As implicações estratégicas para os diversos grupos de partes interessadas são significativas
Para os formuladores de políticas, o desafio fundamental reside em navegar pela tensão entre inovação e controle. Uma abordagem excessivamente restritiva corre o risco de sufocar a inovação e levar a um declínio da influência global. Uma abordagem excessivamente permissiva corre o risco de causar instabilidade sistêmica e perda de controle sobre infraestruturas críticas. O caminho ideal provavelmente reside em uma regulação ponderada e adaptativa que estabeleça regras claras, mas permita espaço para o aprendizado experimental. As abordagens de Singapura e Hong Kong — ambientes regulatórios experimentais, sistemas de licenciamento por níveis e estreita colaboração entre reguladores e a indústria — podem oferecer modelos viáveis.
Para os líderes empresariais, especialmente nos setores de fintech e tecnologia, este episódio serve como um lembrete dos limites do poder privado. Mesmo as maiores e mais inovadoras empresas operam dentro de uma estrutura de soberania estatal. O planejamento estratégico deve abordar os riscos regulatórios de forma centralizada. Ao mesmo tempo, as diferentes abordagens regulatórias de cada jurisdição apresentam oportunidades: as empresas podem optar por operar em ambientes mais favoráveis, desde que gerenciem os riscos de conformidade transfronteiriça.
Para os investidores, esse desenvolvimento sinaliza tanto riscos quanto oportunidades. As stablecoins denominadas em dólar, particularmente aquelas emitidas por entidades bem capitalizadas e regulamentadas como a Circle, provavelmente continuarão a crescer. Investimentos em infraestrutura para sistemas de pagamento digital — protocolos blockchain, soluções de custódia, tecnologia de conformidade — devem oferecer retornos atrativos.

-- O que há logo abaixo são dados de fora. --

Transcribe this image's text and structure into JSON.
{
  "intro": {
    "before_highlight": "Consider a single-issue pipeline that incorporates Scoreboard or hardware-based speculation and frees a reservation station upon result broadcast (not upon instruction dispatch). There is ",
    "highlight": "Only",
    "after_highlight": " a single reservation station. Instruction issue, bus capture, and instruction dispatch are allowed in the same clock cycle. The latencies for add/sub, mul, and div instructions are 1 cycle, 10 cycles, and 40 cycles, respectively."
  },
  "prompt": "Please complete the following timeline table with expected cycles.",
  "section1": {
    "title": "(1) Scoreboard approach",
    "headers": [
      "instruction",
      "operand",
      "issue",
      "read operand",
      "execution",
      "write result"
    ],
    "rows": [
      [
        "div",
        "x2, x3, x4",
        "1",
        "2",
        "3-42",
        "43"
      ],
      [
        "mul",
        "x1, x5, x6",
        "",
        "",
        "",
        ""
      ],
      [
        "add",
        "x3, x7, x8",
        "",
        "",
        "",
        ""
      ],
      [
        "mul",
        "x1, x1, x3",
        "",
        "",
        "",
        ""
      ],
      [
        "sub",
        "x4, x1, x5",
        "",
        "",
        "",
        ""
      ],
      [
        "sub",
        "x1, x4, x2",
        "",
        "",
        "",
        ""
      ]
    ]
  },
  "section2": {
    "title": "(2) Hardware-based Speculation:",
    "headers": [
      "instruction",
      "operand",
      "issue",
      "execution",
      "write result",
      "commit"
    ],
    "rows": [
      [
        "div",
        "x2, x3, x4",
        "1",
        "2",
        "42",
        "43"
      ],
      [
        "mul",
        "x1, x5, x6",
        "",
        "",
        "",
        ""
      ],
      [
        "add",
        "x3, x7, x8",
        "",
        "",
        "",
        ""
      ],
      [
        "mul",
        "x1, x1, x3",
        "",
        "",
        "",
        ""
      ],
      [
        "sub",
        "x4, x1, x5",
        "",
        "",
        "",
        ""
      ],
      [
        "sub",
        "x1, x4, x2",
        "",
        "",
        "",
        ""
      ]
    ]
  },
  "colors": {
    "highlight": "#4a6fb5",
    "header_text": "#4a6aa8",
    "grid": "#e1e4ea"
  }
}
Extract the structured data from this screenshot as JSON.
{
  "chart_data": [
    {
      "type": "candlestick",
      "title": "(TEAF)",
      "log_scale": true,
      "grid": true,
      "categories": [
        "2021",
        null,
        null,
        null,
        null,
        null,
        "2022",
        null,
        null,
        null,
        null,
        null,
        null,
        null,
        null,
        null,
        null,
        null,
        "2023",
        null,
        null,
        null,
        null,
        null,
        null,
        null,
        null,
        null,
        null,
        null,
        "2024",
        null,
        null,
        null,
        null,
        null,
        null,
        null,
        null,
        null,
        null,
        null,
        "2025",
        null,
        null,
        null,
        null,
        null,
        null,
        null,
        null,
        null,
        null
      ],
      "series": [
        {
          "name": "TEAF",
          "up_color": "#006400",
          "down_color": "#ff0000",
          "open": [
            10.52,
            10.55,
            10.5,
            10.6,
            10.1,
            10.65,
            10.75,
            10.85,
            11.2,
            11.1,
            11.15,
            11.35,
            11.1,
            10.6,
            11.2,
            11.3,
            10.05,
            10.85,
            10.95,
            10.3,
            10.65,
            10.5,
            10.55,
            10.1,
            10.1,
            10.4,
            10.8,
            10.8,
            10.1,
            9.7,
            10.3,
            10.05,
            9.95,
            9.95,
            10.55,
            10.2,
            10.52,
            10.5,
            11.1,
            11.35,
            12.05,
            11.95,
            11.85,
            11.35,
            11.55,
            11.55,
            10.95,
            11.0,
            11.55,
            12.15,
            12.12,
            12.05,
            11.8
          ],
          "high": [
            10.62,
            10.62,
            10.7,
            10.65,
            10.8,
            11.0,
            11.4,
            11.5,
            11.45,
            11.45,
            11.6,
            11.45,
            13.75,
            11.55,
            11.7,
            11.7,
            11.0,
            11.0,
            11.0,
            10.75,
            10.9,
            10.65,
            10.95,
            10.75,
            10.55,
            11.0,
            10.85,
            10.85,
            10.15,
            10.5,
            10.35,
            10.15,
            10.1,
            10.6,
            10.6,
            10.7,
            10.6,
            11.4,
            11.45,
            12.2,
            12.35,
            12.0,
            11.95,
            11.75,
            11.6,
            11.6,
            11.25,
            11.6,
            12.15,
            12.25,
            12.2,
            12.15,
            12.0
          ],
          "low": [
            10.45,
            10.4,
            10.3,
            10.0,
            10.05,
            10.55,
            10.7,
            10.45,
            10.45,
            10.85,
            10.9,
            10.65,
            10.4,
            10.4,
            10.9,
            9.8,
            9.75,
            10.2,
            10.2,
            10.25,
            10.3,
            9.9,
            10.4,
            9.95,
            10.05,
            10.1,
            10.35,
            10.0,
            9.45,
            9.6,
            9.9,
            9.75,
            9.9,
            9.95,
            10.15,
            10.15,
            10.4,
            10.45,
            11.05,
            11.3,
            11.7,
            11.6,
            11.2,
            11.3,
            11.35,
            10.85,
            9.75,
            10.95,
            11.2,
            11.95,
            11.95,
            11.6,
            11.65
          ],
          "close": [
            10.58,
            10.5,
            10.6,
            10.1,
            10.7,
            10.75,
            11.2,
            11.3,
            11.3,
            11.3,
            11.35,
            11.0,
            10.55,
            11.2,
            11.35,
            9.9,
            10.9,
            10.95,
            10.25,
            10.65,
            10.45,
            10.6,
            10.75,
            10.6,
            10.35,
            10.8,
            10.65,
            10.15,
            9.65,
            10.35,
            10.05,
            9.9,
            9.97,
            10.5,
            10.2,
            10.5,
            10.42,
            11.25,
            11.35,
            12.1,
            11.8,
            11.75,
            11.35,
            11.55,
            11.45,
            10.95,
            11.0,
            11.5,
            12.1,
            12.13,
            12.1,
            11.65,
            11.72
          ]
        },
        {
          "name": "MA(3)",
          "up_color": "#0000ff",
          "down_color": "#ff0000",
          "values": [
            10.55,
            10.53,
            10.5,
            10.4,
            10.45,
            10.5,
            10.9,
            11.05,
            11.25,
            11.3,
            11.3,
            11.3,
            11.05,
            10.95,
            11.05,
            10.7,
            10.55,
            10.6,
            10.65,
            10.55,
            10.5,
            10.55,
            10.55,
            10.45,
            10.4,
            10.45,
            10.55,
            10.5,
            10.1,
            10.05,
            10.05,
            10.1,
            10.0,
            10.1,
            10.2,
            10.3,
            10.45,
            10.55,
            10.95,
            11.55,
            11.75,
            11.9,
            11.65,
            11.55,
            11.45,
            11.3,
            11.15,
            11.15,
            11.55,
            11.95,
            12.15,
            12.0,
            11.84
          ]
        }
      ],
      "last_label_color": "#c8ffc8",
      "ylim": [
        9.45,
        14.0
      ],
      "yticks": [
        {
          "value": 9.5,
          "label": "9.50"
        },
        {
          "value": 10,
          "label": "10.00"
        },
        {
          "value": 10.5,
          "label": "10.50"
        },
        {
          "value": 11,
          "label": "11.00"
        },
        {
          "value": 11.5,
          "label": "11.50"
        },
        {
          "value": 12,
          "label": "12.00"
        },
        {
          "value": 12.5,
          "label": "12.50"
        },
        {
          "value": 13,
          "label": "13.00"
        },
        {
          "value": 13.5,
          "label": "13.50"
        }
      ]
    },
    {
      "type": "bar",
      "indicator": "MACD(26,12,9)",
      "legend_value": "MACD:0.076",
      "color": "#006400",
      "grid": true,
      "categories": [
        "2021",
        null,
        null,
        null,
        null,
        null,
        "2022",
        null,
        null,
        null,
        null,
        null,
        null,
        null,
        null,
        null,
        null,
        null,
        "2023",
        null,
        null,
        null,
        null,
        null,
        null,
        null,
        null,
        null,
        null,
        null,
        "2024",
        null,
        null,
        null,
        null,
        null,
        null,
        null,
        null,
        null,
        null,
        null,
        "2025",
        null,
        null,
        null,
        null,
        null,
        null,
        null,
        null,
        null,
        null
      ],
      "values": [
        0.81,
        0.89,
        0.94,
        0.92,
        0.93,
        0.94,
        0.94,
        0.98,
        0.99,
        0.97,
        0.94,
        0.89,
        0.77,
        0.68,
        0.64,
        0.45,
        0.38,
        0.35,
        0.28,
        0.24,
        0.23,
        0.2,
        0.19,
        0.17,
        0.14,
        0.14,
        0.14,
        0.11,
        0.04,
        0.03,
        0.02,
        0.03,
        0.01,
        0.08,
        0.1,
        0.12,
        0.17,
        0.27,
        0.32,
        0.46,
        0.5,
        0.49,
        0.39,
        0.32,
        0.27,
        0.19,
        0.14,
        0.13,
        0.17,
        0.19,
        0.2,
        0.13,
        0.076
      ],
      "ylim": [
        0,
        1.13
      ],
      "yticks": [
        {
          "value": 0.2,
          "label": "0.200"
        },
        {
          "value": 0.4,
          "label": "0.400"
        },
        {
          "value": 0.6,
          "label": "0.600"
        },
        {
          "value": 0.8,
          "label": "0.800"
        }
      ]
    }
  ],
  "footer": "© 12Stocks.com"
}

Ao mesmo tempo, riscos significativos permanecem: incerteza regulatória em muitas jurisdições, potenciais colapsos de stablecoins e tensões geopolíticas. Uma estratégia diversificada e baseada em riscos é recomendável.
A importância a longo prazo da intervenção da China contra as stablecoins privadas dependerá de como a tensão entre a soberania estatal e a inovação tecnológica se desenvolverá globalmente. Caso os modelos de controle autoritário se mostrem superiores — seja por meio de maior estabilidade, aplicação mais eficaz dos objetivos da política monetária ou outras vantagens — mais países poderão seguir o exemplo da China. Por outro lado, caso os modelos mais liberais se mostrem convincentes por meio de maior inovação, crescimento econômico mais robusto e maior aceitação internacional, a China poderá ser forçada a reconsiderar sua posição.
Uma coisa é certa: a luta pelo controle do dinheiro digital está apenas começando. Ela moldará as próximas décadas e levantará questões fundamentais sobre poder, soberania e a organização das sociedades modernas. A decisão de Pequim em outubro de 2025 foi um passo importante nesse jogo – mas o desfecho está longe de ser alcançado.